A large number of chip makers these days are developing server-class system-on-chips based on the ARM architecture, and trying to grab a piece of the lucrative server market.
Several analysts have also expressed their beliefs that ARM architecture could disrupt the server market. But the CEO of VMware, Patrick Gelsinger remains skeptical about ARM in the server space:
“We are skeptical that chips [from] outside of Intel and Advanced Micro Devices’ x86 [architecture] will find much uptake outside of niche use cases. Even if you could drop the power consumption of x86 by 25%, it would not make that much of a difference. Chip architectures don’t change because of 25% power improvements. You have got to have 10x power improvements to make that happen.”

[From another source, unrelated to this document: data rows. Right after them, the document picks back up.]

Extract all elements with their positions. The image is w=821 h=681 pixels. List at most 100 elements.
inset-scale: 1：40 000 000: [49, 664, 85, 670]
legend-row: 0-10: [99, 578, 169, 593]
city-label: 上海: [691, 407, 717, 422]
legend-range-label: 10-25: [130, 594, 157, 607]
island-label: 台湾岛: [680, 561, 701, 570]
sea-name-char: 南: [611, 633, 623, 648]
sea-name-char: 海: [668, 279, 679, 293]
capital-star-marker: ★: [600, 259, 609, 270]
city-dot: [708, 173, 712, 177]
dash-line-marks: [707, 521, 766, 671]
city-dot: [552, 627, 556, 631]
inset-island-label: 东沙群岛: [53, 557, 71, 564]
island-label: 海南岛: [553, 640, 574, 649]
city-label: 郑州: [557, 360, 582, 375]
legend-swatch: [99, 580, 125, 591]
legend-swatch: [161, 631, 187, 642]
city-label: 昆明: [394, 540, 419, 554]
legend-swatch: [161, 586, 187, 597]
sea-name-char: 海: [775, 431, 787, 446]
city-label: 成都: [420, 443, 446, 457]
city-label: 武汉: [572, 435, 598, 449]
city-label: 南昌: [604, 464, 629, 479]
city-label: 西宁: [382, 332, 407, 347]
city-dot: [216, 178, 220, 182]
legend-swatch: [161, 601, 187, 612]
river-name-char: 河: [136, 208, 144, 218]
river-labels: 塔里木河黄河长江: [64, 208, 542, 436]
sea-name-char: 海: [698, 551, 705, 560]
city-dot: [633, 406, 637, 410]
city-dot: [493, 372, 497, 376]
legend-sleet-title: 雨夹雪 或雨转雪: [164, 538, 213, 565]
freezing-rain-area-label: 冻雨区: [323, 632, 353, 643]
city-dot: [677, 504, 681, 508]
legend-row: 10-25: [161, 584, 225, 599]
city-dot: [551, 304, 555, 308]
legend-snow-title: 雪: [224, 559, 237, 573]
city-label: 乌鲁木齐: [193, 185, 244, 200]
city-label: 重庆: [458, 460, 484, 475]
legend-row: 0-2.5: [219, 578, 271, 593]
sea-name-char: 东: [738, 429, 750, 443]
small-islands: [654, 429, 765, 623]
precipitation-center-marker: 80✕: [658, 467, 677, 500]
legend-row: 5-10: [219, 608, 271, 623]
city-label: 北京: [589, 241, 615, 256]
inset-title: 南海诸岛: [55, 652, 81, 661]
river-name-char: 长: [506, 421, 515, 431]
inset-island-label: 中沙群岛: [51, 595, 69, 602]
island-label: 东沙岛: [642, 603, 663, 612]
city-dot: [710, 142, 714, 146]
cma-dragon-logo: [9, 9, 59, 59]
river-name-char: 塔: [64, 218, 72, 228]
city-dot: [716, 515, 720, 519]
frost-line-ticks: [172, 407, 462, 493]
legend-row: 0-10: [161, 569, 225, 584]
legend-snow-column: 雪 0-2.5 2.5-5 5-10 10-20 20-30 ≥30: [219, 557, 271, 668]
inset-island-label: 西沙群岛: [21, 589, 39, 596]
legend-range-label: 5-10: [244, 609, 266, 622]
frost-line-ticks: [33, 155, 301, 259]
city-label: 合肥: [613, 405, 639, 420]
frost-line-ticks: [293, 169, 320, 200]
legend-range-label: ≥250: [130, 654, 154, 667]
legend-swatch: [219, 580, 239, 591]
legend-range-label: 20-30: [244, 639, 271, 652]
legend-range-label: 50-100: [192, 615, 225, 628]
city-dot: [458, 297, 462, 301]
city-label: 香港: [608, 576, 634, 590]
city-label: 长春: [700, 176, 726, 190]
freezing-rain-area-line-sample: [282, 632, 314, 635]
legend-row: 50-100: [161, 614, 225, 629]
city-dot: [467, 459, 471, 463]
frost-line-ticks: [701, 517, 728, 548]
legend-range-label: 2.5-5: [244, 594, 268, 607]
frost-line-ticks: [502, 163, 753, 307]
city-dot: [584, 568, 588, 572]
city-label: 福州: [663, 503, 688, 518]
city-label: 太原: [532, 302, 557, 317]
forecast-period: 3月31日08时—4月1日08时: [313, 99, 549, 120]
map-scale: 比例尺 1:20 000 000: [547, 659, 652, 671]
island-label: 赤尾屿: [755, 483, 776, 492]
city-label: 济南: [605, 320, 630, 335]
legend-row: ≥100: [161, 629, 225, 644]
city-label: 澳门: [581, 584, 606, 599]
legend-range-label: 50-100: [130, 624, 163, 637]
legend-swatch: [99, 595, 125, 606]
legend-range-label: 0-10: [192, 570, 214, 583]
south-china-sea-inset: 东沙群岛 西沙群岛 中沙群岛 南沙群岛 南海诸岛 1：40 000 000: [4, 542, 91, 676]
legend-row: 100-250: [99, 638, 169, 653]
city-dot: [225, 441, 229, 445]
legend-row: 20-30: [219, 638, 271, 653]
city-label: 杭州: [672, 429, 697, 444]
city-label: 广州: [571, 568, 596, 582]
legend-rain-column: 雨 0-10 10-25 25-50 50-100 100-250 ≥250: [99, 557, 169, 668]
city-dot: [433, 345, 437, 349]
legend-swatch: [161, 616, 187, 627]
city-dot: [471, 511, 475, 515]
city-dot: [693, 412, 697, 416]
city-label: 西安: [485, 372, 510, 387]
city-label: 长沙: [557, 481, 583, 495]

Prior to joining VMware, Patrick spent thirty years designing chips at Intel, so he knows the business inside out. Still, he raises some valid points above, and unless the situation drastically improves in terms of power requirements, x86 architecture is set to rule.
And this is good news for Microsoft and its server ambitions. The company recently made its first foray into ARM with Windows RT to a lukewarm response.
Nevertheless, a recent report from HIS iSuppli seems to suggest that ARM is increasingly gaining support from software and OS vendors — and if this continues, it could potentially put pressure on both Intel and AMD in the coming years.